Question

Determine whether the sequence converges or diverges. If it converges, give the limit.

60, -10, 5/3, -5/18 ...

Answer 1

Looks like \(\left\{a_n\right\}=\left\{(-1)^{n+1}\dfrac{60}{6^{n-1}}\right\}_{n=1}^\infty\).

Find \(\displaystyle \lim_{n\to\infty}a_n\).

Answer 2

what? @SithsAndGiggles I'm a bit confused

Answer 3

The first thing I did was write the nth term. Another way of expressing the same sequence.

You have alternating signs of successive terms, so you know there's a power of (-1) somewhere along the line, such as \((-1)^n\) or \((-1)^{n+1}\). Which of these you use depends on the sign of the first term.

Your first term is positive 60. Starting your sequence with n=1, the only way to start with a positive number is if you have an even power of -1, so you use \((-1)^{n+1}\). (Plugging in n=1 gives you \((-1)^2=1\), thus a positive sign.)

Now let's ignore the sign for now, since it's been taken care of. The first term is 60, then 60/6, then 60/36, and so on. In the denominator you have a power of 6 (\(6^n\)); each successive term is the previous term divided by 6.

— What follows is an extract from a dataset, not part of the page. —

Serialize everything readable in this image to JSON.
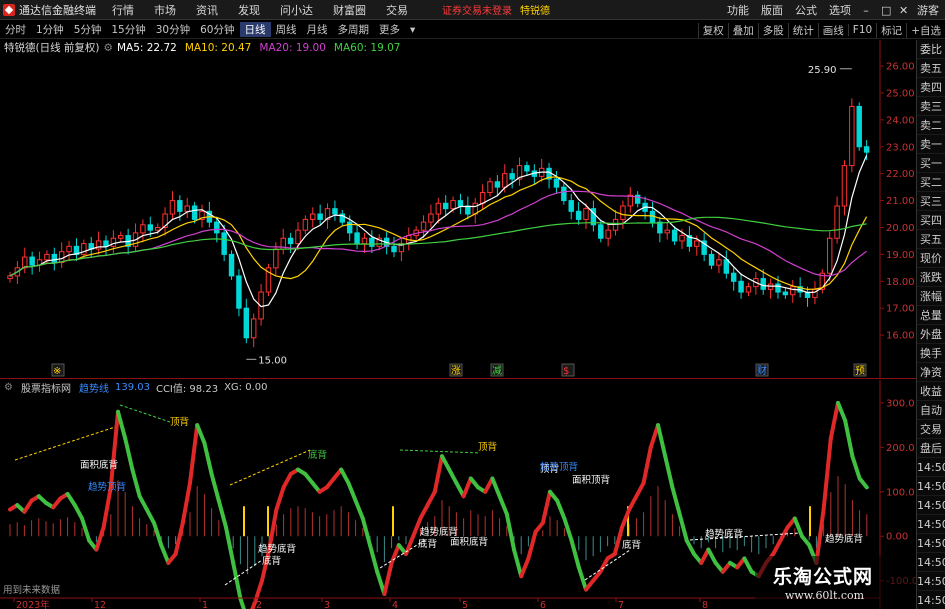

You start with \(\dfrac{60}{1}=\dfrac{60}{6^0}\). Since we're starting the sequence with n=1, we change the exponent on the 6 to n-1 to include this first term.

So you're left with
\[a_n=(-1)^{n+1}\frac{60}{6^{n-1}}\]
Does that make sense?

Answer 4

okay yes that makes sense! from that point how do I find the limit and decide if it converges or diverges

Answer 5

@SithsAndGiggles

Answer 6

\[\lim_{n\to\infty}a_n=\lim_{n\to\infty}(-1)^{n+1}\frac{60}{6^{n-1}}\]
Do you need help with the actual limit-finding?

Answer 7

let me try it real quick

Answer 8

oh wait yeah I need help finding it.. I'm not sure what to do with n

Answer 9

\[\lim_{n\to\infty}(-1)^{n+1}\frac{60}{6^{n-1}}\]
The \((-1)^{n+1}\) part will alternate between -1 and 1 as n becomes arbitrarily large, so think of the limit as
\[\lim_{n\to\infty}\pm\frac{60}{6^{n-1}}\]
The bottom will approach ∞, so...

Answer 10

I am so lost!

Answer 11

:( blehhh I'm going to die

Answer 12

Back up a bit. According to the directions, you have to show whether the sequence is convergent, then provide the limit. Do you know how to show it's convergent?

Answer 13

No I have no idea, I'm doing this class on my own and nothing covered it in my text it just went over geometric sequences :(

Answer 14

That's actually exactly what you need! This sequence is geometric. What do you know about the convergence of a geo seq?

Answer 15

I have to brb for about 15 minutes will u be on when i get back? I'm learning a lot from your explanation!

Answer 16

Sure, I can wait.

Answer 17

While I am waiting, I suppose I can write some more...
\[\left\{a_n\right\}=\left\{(-1)^{n+1}\dfrac{60}{6^{n-1}}\right\}_{n=1}^\infty\]
See why it's a geo seq?
\[(-1)^{n+1}\dfrac{60}{6^{n-1}}=(-1)^{n+1}\frac{60\cdot6}{6^n}=360(-1)^{n+1}\left(\color{red}{\frac{1}{6}}\right)^n\]
So you have a geo seq with \(r=\dfrac{1}{6}\). Does it converge or diverge? Once you answer this question, go back to finding the limit.